We study feedback-driven cold dark matter core creation in the EDGE suite of radiation-hydrodynamical dwarf galaxy simulations. Understanding this process is crucial when using observed dwarf galaxies to constrain the particle nature of dark matter. While previous studies have shown the stellar-mass to halo-mass ratio \\((M_{\\star} / M_{200})\\) determines the extent of core creation, we find that in low-mass dwarfs there is a crucial additional effect, namely the timing of star formation relative to reionisation. Sustained post-reionisation star formation decreases central dark matter density through potential fluctuations; conversely, pre-reionisation star formation is too short-lived to have such an effect.
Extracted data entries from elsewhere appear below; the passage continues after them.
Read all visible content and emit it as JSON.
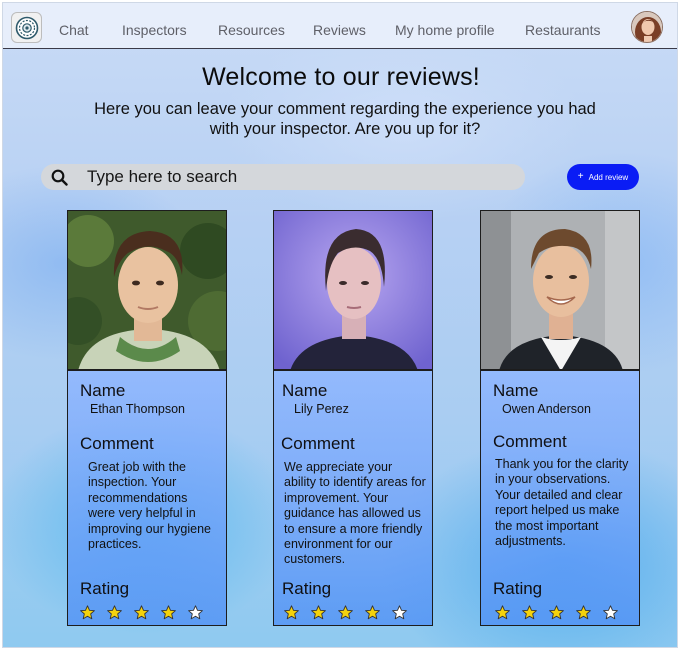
{
  "nav": {
    "links": [
      "Chat",
      "Inspectors",
      "Resources",
      "Reviews",
      "My home profile",
      "Restaurants"
    ]
  },
  "page": {
    "title": "Welcome to our reviews!",
    "subtitle": "Here you can leave your comment regarding the experience you had with your inspector. Are you up for it?"
  },
  "search": {
    "placeholder": "Type here to search"
  },
  "add_review": {
    "label": "Add review"
  },
  "card_labels": {
    "name": "Name",
    "comment": "Comment",
    "rating": "Rating"
  },
  "reviews": [
    {
      "name": "Ethan Thompson",
      "comment": "Great job with the inspection. Your recommendations were very helpful in improving our hygiene practices.",
      "rating": 4,
      "max_rating": 5
    },
    {
      "name": "Lily Perez",
      "comment": "We appreciate your ability to identify areas for improvement. Your guidance has allowed us to ensure a more friendly environment for our customers.",
      "rating": 4,
      "max_rating": 5
    },
    {
      "name": "Owen Anderson",
      "comment": "Thank you for the clarity in your observations. Your detailed and clear report helped us make the most important adjustments.",
      "rating": 4,
      "max_rating": 5
    }
  ],
  "colors": {
    "accent": "#0a1cf5",
    "star_filled": "#f4d20c",
    "star_empty": "#ffffff"
  }
}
In fact, large stellar masses accrued prior to reionisation are a strong indicator of early collapse, and therefore indicative of an increased central dark matter density. We parameterise this differentiated effect by considering \\(M_{\\star,\\mathrm{post}}/M_{\\star,\\mathrm{pre}}\\), where the numerator and denominator represent the amount of star formation after and before \\(z\\sim6.5\\), respectively. Our study covers the halo mass range \\(10^9 < M_{200} < 10^{10} M_\\odot\\) (stellar masses between \\(10^4 < M_{\\star} < 10^8 M_\\odot\\)), spanning both ultra-faint and classical dwarfs. In this regime, \\(M_{\\star,\\mathrm{post}}/M_{\\star,\\mathrm{pre}}\\) correlates almost perfectly with the central dark matter density at \\(z=0\\), even when including simulations with a substantially different variant of feedback and cooling. We provide fitting formulae to describe the newfound dependence.